Insecurity kills love

http://deepfeetmassagetherapy.com/have-you-been-sickly-ask-about-redox Insecurity kills love

site rencontre gay jeune He had been changed a lot. I know there’s so many ups and downs in everyone’ss relation. And everyone tries to fix their bugs. But this is too much to take. I mean how come a girl can forgive a person thousand of time for the same mistake.
Einstein used to say ” If you never did a mistake then you never tried a new thing “, but dude he never said to repeat the same mistake.
The Relationship has 3 main stages you know ( as per my vision ):-
1. When someone falls in love and be with them. It uses to be fun, you’ll forget every fucking flaw. And starts enjoying every moment with them. Want to share every gossip. 24/7 you’ll want them. You become needy and horribly sensual.
2. The stage when you’ll start finding mistakes and the loved ones starts annoying you. They start being over-possessive, they start expecting more. And the day is not so far when you’ll feel suffocating in the so-called perfect relationship.
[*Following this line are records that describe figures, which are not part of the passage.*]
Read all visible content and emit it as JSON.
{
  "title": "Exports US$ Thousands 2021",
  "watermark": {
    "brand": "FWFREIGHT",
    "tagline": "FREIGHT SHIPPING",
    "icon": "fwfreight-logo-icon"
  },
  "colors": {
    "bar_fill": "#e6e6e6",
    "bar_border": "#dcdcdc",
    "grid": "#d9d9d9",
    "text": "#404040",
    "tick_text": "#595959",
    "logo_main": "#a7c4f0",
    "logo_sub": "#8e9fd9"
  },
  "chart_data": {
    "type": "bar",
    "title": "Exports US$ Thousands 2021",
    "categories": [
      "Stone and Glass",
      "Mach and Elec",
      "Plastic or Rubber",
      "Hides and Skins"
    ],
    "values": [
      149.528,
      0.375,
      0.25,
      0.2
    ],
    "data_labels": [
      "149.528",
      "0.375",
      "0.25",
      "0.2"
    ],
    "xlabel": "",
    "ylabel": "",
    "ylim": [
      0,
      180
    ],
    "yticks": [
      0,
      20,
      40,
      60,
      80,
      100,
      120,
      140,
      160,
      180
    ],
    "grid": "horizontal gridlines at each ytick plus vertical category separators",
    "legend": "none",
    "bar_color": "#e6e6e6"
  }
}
3. And the last, not the least. It always occurs in everyone’s fishy and confusing life. The broken part. The separation. And what we knew as a break-up. It’s not an easy dude. But the day has to come someday.
In my fucking romantic life the day came so perfectly. I mean yeah when break-up actually happens, it has been decided much earlier than that so-called traumatic day. And yes I have decided it too, maybe months ago that it gonna happen.
But you know I don’t have regrets. Yeah you heard right, I gave him chances; he took this as he owns me. I forgave his mistakes but he did more of them shamelessly. The more I go down, the more I felt disgusted. The more I believed in him, the more I lost faith in me. He made me a puppet , but yes it’s not his fault. It’s mine ’cause I let him do so. He didn’t even realise that it’s hurting me. And I really pretended to be strong very well.
His insecurity gotcha increase more.
• You were busy with whom?
• You don’t miss me ( dude we can’t miss someone 24/7 – I mean we have our lives too )
• You don’t give me time anymore.
• Why do you talk to him, are you cheating on me? ( Dude as you have some girlfriends, we have some boyfriends )
• Don’t do that, do that one, don’t behave like this, behave ( REALLY, are you my paa ! Why do I have to live my life according to you )
• I did this why don’t you do the same for me ( yeah, the main reason he expect more )
Few carnal talks can also ruin your relation. Yeah, one’s you reached to the stage where you can talk shit together it has 2 conclusions:-
Logically either it’s gonna make your relationship more strong and enjoyable or gonna ruin everything.
And In my case, the second one happened ( glad about it ).
Btw he’s perfect, and yeah I’m the imperfection of his life. ‘Cause he was so good in every fucking thing. Rather you talk about mentally or physically he was damn good in both.
But the problem is I can’t adjust anymore. I fucking lost my temper. So I decided, decided to snatch my happiness back, to found a new version of me. It took a lot of time but I defeated my love, to win my happiness.
Surely I’ve broken again.
But the best thing is I’m happy again.